Abstract: Secure two-party computation considers the problem of two parties computing a joint function of their private inputs without revealing anything beyond the output. In this work, we consider the setting where the two parties (a classical Alice and a quantum Bob) can communicate only via a classical channel. Our first result shows that it is in general impossible to realize a two-party quantum functionality with black-box simulation in the case of malicious quantum adversaries. In particular, we show that the existence of a secure quantum computing protocol that relies only on classical channels would contradict the quantum no-cloning argument. We circumvent this impossibility following three different approaches. The first is by considering a weaker security notion called one-sided simulation security.

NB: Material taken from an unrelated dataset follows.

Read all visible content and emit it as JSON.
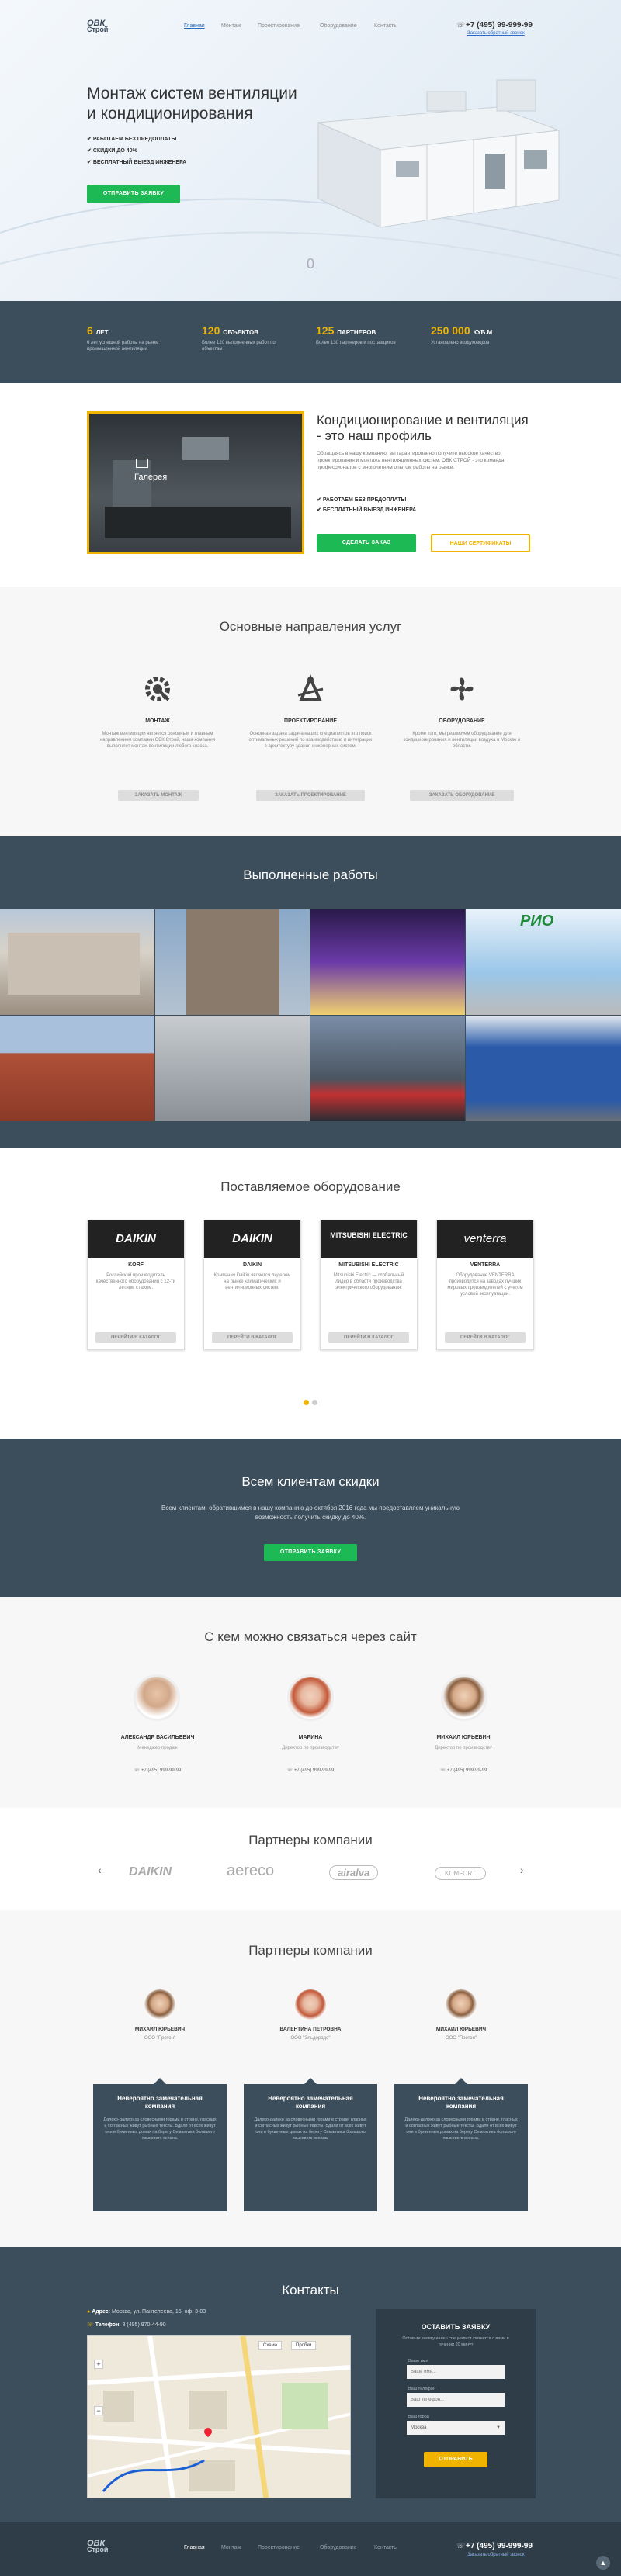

This notion protects the input of one party (the quantum Bob) in the standard simulation-based sense and protects the privacy of the other party's input (the classical Alice). We show how to realize a protocol that satisfies this notion relying on the learning with errors assumption. The second way to circumvent the impossibility result, while at the same time providing standard simulation-based security also against a malicious Bob, is by assuming that the quantum input has an efficient classical representation. Finally, we focus our attention on the class of zero-knowledge functionalities and provide a compiler that takes as input a classical proof of quantum knowledge (PoQK) protocol for a QMA relation R and outputs a zero-knowledge PoQK for R that can be verified by classical parties. The direct implication of our result is that Mahadev's protocol for classical verification of quantum computations (FOCS'18) can be turned into a zero-knowledge proof of quantum knowledge with classical verifiers. To the best of our knowledge, we are the first to instantiate such a primitive.